You Don't Need to Lose Weight For Your Wedding
Since getting married a few months ago, I’ve had some time to step back and reflect on the wedding planning and preparation process. I think we all know that planning a wedding is stressful. There are just so many details to keep in mind from location and venue, to the food, decorations and dress. It’s a lot. Then somewhere along the way, the pressure to look a certain way for your wedding can start to creep in. Whether it’s from trying on dresses, comments from friends and family or articles you’ve read online. The pressure to shrink your body for your wedding is a real thing.
Getting married is a super significant and sacred life event. It makes sense that we would want to look our best and feel beautiful on that day. But we shouldn't have to focus on weight loss for that to be true.
The pressure to lose weight and look a certain way for you wedding is a product of the diet culture we live in. It stems from the idea that thinner=better and more beautiful and we should strive to achieve that by any means necessary. There are so many companies devoted to selling brides on diets and workout plans, letting them know they aren't good enough to get married just as they are. But that's not the truth. Your future spouse should love you for who you are regardless of your body size. We don't need to change our bodies just because the diet culture is telling us we should.
That’s not to say taking care of our bodies in the name of health is a bad thing. It's definitely not! In fact, focusing on health promoting behaviors before your wedding will probably help ease the stress of the planning process. But there is a difference between taking care of ourselves and the pursuit of intentional weight loss. Having the ability to care for our bodies with nourishing foods, hydration, movement we love, and adequate sleep is a huge privilege. They’re all positive things that can be incorporated into your lifestyle at any point.
Intentional weight loss through diets, restricting calories, or excessive exercise almost always leads us down a negative path. It puts us at risk for developing an eating disorder, weight cycling, restricting/bingeing, guilt, and an isolated lifestyle. We can pursue better health by taking care of ourselves-without the dieting and weight loss piece.

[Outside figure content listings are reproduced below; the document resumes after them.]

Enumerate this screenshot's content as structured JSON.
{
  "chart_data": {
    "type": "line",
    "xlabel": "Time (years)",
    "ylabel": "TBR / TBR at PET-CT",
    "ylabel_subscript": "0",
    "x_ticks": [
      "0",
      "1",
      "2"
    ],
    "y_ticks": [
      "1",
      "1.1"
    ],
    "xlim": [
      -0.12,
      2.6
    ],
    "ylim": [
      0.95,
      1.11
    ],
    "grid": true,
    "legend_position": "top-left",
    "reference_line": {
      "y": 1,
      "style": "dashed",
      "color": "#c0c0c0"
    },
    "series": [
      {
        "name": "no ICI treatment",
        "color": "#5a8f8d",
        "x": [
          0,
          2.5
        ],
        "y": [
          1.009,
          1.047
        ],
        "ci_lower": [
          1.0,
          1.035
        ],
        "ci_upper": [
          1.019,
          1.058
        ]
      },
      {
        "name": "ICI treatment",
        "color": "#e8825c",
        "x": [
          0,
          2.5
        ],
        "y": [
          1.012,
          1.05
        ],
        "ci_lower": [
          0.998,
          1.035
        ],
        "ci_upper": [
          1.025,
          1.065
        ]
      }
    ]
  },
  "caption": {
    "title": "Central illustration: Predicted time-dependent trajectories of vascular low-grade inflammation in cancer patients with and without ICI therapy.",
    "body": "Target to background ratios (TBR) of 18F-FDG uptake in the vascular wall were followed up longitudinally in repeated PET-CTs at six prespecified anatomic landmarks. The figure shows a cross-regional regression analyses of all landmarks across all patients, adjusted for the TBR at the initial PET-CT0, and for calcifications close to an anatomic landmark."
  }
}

I have so much compassion for you if you’re in that season and wrestling with that desire to lose weight. It’s so, so challenging and ingrained in our society. If you’re hoping to go another direction and simply take care of yourself before your wedding I have a few tips that may help! Below are 4 ways to arm yourself against the diet culture messages before your wedding.
Diversify your social media- If you’re looking for photographers, dress ideas or other decor ideas on Instagram or other social media platforms, try to find users who are sharing a diverse representation of brides and wedding parties. Brides come in all shapes and sizes.

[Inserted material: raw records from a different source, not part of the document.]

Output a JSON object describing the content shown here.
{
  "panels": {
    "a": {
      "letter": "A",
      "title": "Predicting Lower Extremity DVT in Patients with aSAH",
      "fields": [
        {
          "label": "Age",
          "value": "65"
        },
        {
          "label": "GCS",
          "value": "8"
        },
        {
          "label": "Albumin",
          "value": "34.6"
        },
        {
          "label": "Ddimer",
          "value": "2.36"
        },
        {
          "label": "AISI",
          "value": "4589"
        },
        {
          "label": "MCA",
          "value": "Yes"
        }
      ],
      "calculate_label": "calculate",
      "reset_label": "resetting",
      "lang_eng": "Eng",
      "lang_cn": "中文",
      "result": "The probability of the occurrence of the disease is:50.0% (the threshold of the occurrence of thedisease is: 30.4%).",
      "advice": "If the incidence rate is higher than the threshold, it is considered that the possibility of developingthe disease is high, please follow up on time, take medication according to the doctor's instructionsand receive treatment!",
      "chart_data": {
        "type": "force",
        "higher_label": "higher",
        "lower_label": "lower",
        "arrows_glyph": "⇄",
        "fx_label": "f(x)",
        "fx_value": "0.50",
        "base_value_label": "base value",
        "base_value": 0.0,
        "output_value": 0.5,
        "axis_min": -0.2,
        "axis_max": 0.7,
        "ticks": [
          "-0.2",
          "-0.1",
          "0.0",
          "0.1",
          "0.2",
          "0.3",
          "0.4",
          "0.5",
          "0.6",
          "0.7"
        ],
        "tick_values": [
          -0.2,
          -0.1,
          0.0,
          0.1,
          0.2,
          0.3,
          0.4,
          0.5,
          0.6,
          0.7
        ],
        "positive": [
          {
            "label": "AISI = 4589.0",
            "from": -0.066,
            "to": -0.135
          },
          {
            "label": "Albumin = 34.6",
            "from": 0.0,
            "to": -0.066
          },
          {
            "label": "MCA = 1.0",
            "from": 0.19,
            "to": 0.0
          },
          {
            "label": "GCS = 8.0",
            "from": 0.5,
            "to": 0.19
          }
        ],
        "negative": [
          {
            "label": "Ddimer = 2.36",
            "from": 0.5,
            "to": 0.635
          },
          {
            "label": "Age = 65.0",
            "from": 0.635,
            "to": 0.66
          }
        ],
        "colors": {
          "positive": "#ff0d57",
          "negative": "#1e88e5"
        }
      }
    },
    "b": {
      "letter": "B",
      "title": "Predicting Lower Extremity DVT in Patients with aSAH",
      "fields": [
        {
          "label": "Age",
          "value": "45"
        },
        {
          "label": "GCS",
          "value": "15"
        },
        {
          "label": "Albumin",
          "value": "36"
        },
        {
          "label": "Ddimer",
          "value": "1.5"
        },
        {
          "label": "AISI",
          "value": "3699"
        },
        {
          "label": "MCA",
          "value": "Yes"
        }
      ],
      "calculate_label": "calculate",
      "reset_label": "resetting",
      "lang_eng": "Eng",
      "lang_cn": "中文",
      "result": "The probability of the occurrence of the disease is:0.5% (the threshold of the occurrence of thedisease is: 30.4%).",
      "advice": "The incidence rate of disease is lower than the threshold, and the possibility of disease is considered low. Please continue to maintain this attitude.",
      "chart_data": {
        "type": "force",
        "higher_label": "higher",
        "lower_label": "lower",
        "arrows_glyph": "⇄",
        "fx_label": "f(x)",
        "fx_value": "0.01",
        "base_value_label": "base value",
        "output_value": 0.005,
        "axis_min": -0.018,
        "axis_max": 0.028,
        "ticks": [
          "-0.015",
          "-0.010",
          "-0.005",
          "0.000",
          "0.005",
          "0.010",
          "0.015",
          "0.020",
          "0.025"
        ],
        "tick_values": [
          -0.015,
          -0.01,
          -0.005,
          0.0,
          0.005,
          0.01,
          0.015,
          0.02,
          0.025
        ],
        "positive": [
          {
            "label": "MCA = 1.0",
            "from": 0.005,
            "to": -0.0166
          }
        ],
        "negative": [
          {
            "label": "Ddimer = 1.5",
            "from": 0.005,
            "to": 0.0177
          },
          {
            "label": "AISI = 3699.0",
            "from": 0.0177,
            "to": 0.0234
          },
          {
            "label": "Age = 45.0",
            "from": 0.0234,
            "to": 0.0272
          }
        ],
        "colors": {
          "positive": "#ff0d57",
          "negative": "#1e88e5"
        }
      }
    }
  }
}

Shop for your dress at a store that will cater to your body size- I can tell you from personal experience (as a thin person with lots of body privilege) it’s no fun when you go to try on wedding gowns and the sample sizes are too small for you. While stores should cater to all bodies sizes, some obviously won’t. Consider calling or checking online before heading to the store, to be prepared and know whether they will have sample dresses that will work for you.

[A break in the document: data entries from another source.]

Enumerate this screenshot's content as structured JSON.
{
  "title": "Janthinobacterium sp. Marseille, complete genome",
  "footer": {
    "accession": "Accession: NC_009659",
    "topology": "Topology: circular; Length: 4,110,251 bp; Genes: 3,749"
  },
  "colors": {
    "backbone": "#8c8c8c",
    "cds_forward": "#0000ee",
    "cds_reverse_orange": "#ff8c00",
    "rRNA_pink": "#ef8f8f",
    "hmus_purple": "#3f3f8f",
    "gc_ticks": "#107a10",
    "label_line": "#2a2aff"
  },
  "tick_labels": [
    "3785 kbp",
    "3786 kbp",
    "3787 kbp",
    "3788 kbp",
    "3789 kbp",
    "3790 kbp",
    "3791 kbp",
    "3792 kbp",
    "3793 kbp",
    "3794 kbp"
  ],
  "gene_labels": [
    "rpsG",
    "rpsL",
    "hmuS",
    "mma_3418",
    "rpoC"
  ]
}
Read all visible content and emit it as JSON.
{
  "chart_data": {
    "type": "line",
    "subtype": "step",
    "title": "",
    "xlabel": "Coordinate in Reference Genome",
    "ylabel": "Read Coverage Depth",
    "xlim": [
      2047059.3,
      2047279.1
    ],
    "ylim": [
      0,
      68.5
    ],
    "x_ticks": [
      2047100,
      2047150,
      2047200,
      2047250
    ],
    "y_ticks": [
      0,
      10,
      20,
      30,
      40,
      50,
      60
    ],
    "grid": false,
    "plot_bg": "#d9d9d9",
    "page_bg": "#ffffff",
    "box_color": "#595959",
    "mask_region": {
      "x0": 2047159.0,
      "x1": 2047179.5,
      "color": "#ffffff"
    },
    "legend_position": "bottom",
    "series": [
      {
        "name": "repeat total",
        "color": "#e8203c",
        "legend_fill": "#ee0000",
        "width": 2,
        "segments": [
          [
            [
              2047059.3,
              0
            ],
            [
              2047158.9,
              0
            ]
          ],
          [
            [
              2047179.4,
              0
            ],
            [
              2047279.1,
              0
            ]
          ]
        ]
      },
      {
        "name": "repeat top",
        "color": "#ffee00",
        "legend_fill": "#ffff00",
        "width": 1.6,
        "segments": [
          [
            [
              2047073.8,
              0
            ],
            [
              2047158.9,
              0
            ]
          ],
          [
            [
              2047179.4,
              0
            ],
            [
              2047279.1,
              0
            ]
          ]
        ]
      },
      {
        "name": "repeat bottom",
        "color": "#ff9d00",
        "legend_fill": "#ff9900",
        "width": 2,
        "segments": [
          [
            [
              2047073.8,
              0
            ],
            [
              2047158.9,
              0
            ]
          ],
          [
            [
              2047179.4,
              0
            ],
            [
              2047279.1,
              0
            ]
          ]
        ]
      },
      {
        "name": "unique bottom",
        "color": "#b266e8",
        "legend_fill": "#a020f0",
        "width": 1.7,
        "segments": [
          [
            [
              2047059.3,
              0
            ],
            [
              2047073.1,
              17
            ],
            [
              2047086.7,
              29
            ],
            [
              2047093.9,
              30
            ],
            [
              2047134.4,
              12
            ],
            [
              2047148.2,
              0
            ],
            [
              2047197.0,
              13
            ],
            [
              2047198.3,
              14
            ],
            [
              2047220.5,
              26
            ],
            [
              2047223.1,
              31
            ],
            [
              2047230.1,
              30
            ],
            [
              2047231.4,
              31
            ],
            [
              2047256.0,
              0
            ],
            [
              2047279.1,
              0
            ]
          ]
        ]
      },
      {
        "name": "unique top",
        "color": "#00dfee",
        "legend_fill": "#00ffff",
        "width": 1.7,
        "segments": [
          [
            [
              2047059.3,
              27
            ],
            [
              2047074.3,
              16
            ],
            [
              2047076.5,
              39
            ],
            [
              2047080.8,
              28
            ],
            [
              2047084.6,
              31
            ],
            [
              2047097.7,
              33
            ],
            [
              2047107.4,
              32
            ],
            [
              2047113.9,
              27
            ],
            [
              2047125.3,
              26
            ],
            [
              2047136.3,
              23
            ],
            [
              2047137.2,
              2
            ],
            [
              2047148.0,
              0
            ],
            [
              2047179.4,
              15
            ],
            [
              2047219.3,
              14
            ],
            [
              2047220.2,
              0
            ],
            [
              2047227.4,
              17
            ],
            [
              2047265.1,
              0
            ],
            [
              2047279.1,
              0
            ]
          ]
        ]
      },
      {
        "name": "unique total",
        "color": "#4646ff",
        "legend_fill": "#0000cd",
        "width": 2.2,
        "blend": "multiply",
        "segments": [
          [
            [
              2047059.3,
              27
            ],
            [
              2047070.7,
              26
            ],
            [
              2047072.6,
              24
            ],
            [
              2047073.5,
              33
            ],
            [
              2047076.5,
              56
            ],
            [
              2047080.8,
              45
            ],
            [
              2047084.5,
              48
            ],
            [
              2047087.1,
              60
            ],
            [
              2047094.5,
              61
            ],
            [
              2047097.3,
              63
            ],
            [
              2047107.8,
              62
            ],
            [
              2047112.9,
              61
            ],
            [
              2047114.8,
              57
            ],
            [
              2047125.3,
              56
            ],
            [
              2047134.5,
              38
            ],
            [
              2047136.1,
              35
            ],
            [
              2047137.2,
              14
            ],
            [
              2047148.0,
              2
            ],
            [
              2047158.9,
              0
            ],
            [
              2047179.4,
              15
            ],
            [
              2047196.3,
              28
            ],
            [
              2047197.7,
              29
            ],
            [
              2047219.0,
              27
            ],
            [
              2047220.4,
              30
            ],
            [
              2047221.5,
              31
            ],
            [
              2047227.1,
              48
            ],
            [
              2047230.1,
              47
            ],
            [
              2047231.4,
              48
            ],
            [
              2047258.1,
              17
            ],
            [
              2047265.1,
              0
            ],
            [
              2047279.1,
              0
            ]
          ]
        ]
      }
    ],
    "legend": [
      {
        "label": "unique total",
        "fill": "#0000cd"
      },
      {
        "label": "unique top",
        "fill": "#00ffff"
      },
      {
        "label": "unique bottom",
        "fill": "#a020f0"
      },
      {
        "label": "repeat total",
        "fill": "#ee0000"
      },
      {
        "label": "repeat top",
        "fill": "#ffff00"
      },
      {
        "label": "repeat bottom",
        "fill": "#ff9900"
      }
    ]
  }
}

Guard your heart against harmful messages- People may make comments about your body during the planning process. When you expect it and know it’s coming, the comments will be easier to combat with truth. Keep a list to remind yourself of what you know to be true about yourself and your body. I found it helpful to keep bible verses about body image handy during that time (I liked Psalms 139:14, Genesis 1:27, Romans 12:6 and Ephesians 2:10). If you resonate more with health mantras, look a few up and keep them on your phone!
Remember that your wedding is only one day- When planning for your wedding it can be easy to lose sight of the purpose behind the day. You plan for the wedding but the wedding is only the beginning of your marriage. While you want to look great and have fond memories of your wedding day, don’t forget why it’s all happening. Keeping everything in perspective can be a great way to avoid falling into the diet culture trap.
Hopefully these tips are a helpful starting point for you during this season! Just remember that you’re not alone in the process and this work isn’t easy. Have lots of grace for yourself and others during the months leading up to your wedding and try to enjoy the process!